Для меня было утешением, когда я узнал в Берлине от такого авторитета как Гельмгольц, что я не был единственным несчастным смертным, кто безуспешно пытался разгадать смысл фарадеевских понятий.
Ньютоновский закон тяготения позволяет астрономам с помощью простой математической формулы аккуратно вычислять движение небесных тел, без всяких предположений, касающихся механизма, с помощью которого сила притяжения передается от одного тела к другому на расстоянии, как например, от солнца до земли. Формула Ньютона ничего не говорит о времени передачи. Действие может рассматриваться как действие на расстоянии как мгновенное. Опыт, казалось, показывал, что эта догадка была верна, ибо когда предполагают, что сила тяготения проходит с безграничной скоростью, ошибки не обнаруживается. Фарадей отказался принять эту веру в непосредственное действие на расстоянии для электрических и магнитных сил. Несколько слов будет достаточно, чтобы передать, как Фарадей пытался уничтожить веру в это непосредственное действие на расстоянии для электрических и магнитных сил. Эти попытки навсегда останутся в истории как первые шаги в развитии современной науки об электромагнетизме.
Начав с исходных точек в электрических и магнитных зарядах, Фарадей провел многочисленные кривые линии, которые указывали в каждой точке пространства направление электрической или магнитной силы. Таким образом всё пространство, окружающее заряды, он геометрически разделял на трубкообразные нити, которые он назвал силовыми линиями. Каждая из этих линий была построена согласно простому правилу, так, чтобы она на каждой точке в пространстве указывала не только направление, но и интенсивность силы. Специальный пример, которым я часто пользовался в Арране, иллюстрирует это следующим образом. Сферическое тело, скажем медный или латунный шарик, заряжается положительным или отрицательным электричеством. Если этот заряд в равновесии, то он, как это было хорошо известно, весь находится на поверхности сферического тела и в равномерном распределении. Его сила притяжения или отталкивания электрических зарядов в пространстве, окружающем тело, очевидно находится вдоль радиуса, проведенного от центра шарика. Эти радиусы, проведенные во всех направлениях и в достаточном количестве, создают маленькие конусы, верхушки которых лежат в центре шарика. Приспособьте размер конусов таким образом, чтобы площадь участка каждого из них была одинакова, и сделайте их общее число пропорциональным заряду на шаре. Тогда эти маленькие конусы и будут представлять фарадеевы силовые линии, потому что их направление даст направление электрической силы, и их число с каждой единицы поверхности любой концентрической сферы будет пропорционально электрической силе на любой точке поверхности этой концентрической сферы. Согласно этой схеме, каждому маленькому элементу всего заряда присуще определенное число этих конусовых нитей или силовых линий, и каждый элемент заряда на сфере есть ничто иное, как конечный пункт этих линий. Когда заряд на сфере увеличивается или уменьшается, число этих линий также пропорционально увеличивается или уменьшается и поэтому они более плотно или менее плотно теснятся в занятом ими пространстве.
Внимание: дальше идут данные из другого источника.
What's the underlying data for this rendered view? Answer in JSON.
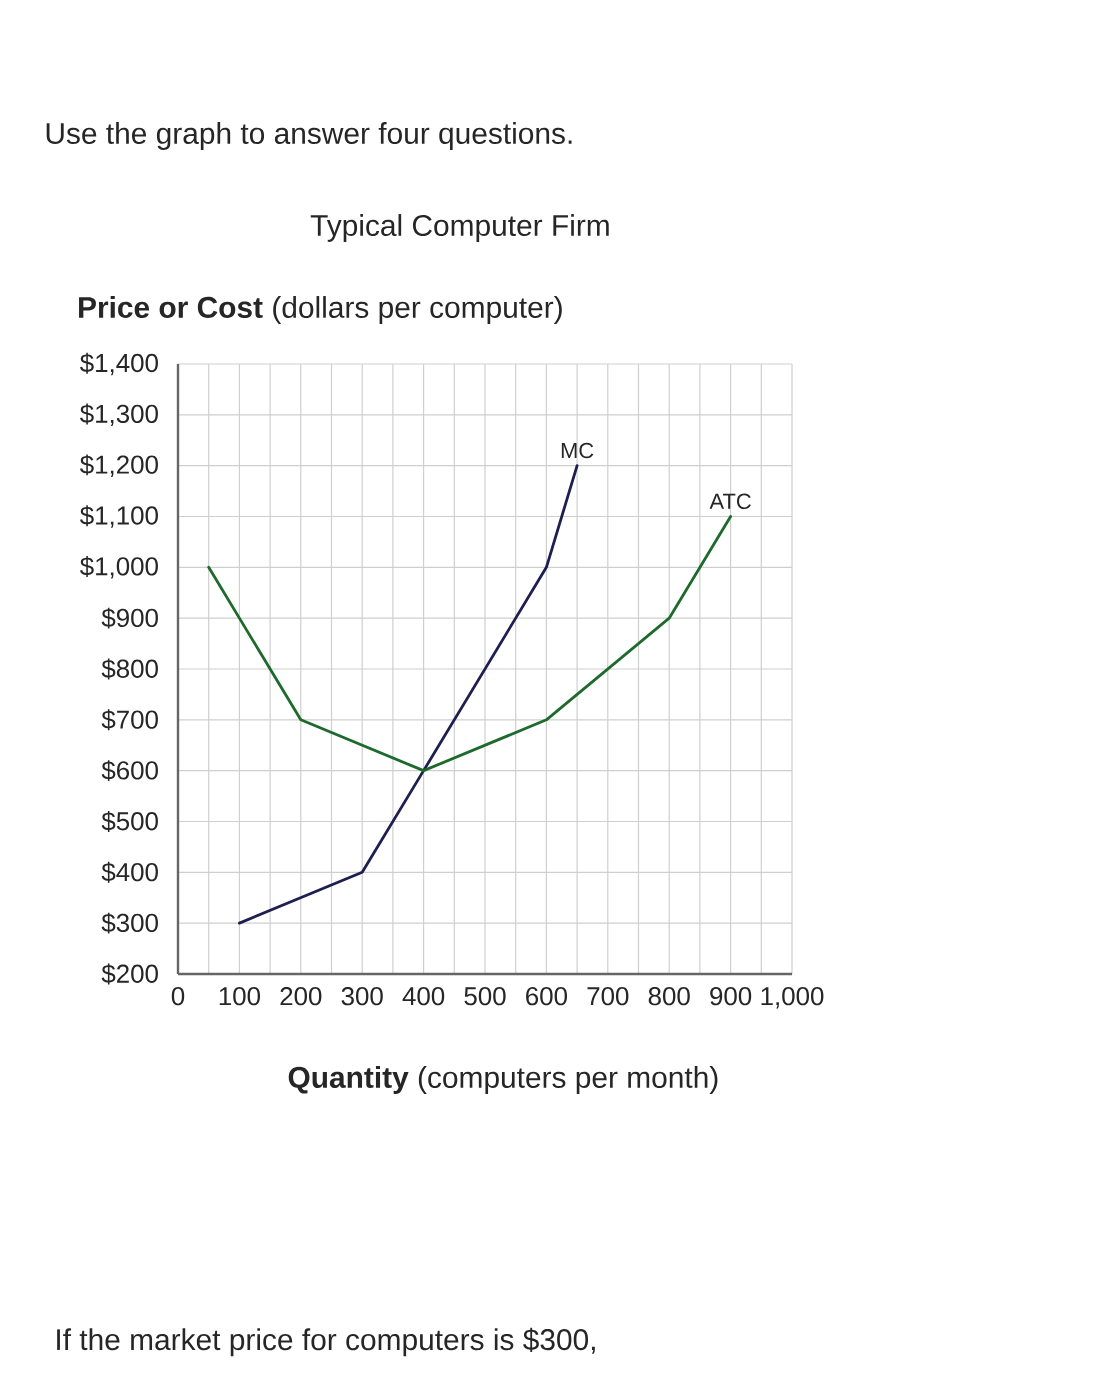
{
  "chart_data": {
    "type": "line",
    "title": "Typical Computer Firm",
    "xlabel": "**Quantity** (computers per month)",
    "ylabel": "**Price or Cost** (dollars per computer)",
    "annotations": [
      "Use the graph to answer four questions.",
      "If the market price for computers is $300,"
    ],
    "series": [
      {
        "name": "MC",
        "color": "#1c1f4f",
        "x": [
          100,
          300,
          400,
          600,
          650
        ],
        "values": [
          300,
          400,
          600,
          1000,
          1200
        ]
      },
      {
        "name": "ATC",
        "color": "#1e6a2c",
        "x": [
          50,
          200,
          400,
          600,
          800,
          900
        ],
        "values": [
          1000,
          700,
          600,
          700,
          900,
          1100
        ]
      }
    ],
    "xlim": [
      0,
      1000
    ],
    "ylim": [
      200,
      1400
    ],
    "xticks": [
      0,
      {
        "value": 50,
        "label": null
      },
      100,
      {
        "value": 150,
        "label": null
      },
      200,
      {
        "value": 250,
        "label": null
      },
      300,
      {
        "value": 350,
        "label": null
      },
      400,
      {
        "value": 450,
        "label": null
      },
      500,
      {
        "value": 550,
        "label": null
      },
      600,
      {
        "value": 650,
        "label": null
      },
      700,
      {
        "value": 750,
        "label": null
      },
      800,
      {
        "value": 850,
        "label": null
      },
      900,
      {
        "value": 950,
        "label": null
      },
      {
        "value": 1000,
        "label": "1,000"
      }
    ],
    "yticks": [
      {
        "value": 200,
        "label": "$200"
      },
      {
        "value": 300,
        "label": "$300"
      },
      {
        "value": 400,
        "label": "$400"
      },
      {
        "value": 500,
        "label": "$500"
      },
      {
        "value": 600,
        "label": "$600"
      },
      {
        "value": 700,
        "label": "$700"
      },
      {
        "value": 800,
        "label": "$800"
      },
      {
        "value": 900,
        "label": "$900"
      },
      {
        "value": 1000,
        "label": "$1,000"
      },
      {
        "value": 1100,
        "label": "$1,100"
      },
      {
        "value": 1200,
        "label": "$1,200"
      },
      {
        "value": 1300,
        "label": "$1,300"
      },
      {
        "value": 1400,
        "label": "$1,400"
      }
    ],
    "grid": true,
    "legend": false,
    "marker": "none",
    "line_style": "solid"
  }
}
Если заряд на сфере приводится в движение, силовые линии, присущие ему, также приходят в движение. До сих пор я следовал за Фарадеем, но дальше не пошел. Если бы я двинулся немножечко дальше, я бы встретился с Максвеллом. Но к моему несчастью, эта простая схема, сконструированная мной с целью облегчить понимание «Экспериментальных исследований в электричестве», над которыми я сидел в Арране, не представляла собой ничего другого, как геометрическое описание электрической силы, посылаемой заряженной сферой в любую точку пространства. Она не давала никаких дополнительных сведений к простым, хорошо известным в то время, математическим формулам. Дополнительные сведения заключались, однако, в воображении Фарадея, которые для меня и многих других смертных в то время казались странной гипотезой. Он излагал ее в своих книгах весьма пространно, и я даю здесь ее краткое описание:
Фарадей считал, что все электрические и магнитные действия передаются от одной точки к другой вдоль его силовых линий. И побуждаемый замечательной интуицией, он настаивал, что его силовые линии не являются лишь геометрической схемой, но что они имеют действительное физическое существование, и что вдоль этих силовых линий есть нечто, подобное мускулярному напряжению, стремящемуся сжимать их, а также давление, перпендикулярное им, стремящееся растягивать их. Эти напряжения и давления дают ту же числовую величину для механической силы между зарядами, которая вычисляется из закона Кулона, но с фундаментальной разницей, указанной Фарадеем, что его гипотеза требует определенное, ограниченное время для передачи электрических и магнитных сил, тогда как, согласно гипотезе непосредственного действия на расстоянии, которую закон Кулона ни поддерживает, ни опровергает, эти силы передаются мгновенно. Вопрос о скорости передачи электрических и магнитных сил через пространство стал поэтому решающим вопросом в споре между старым взглядом на физику и взглядами Фарадея.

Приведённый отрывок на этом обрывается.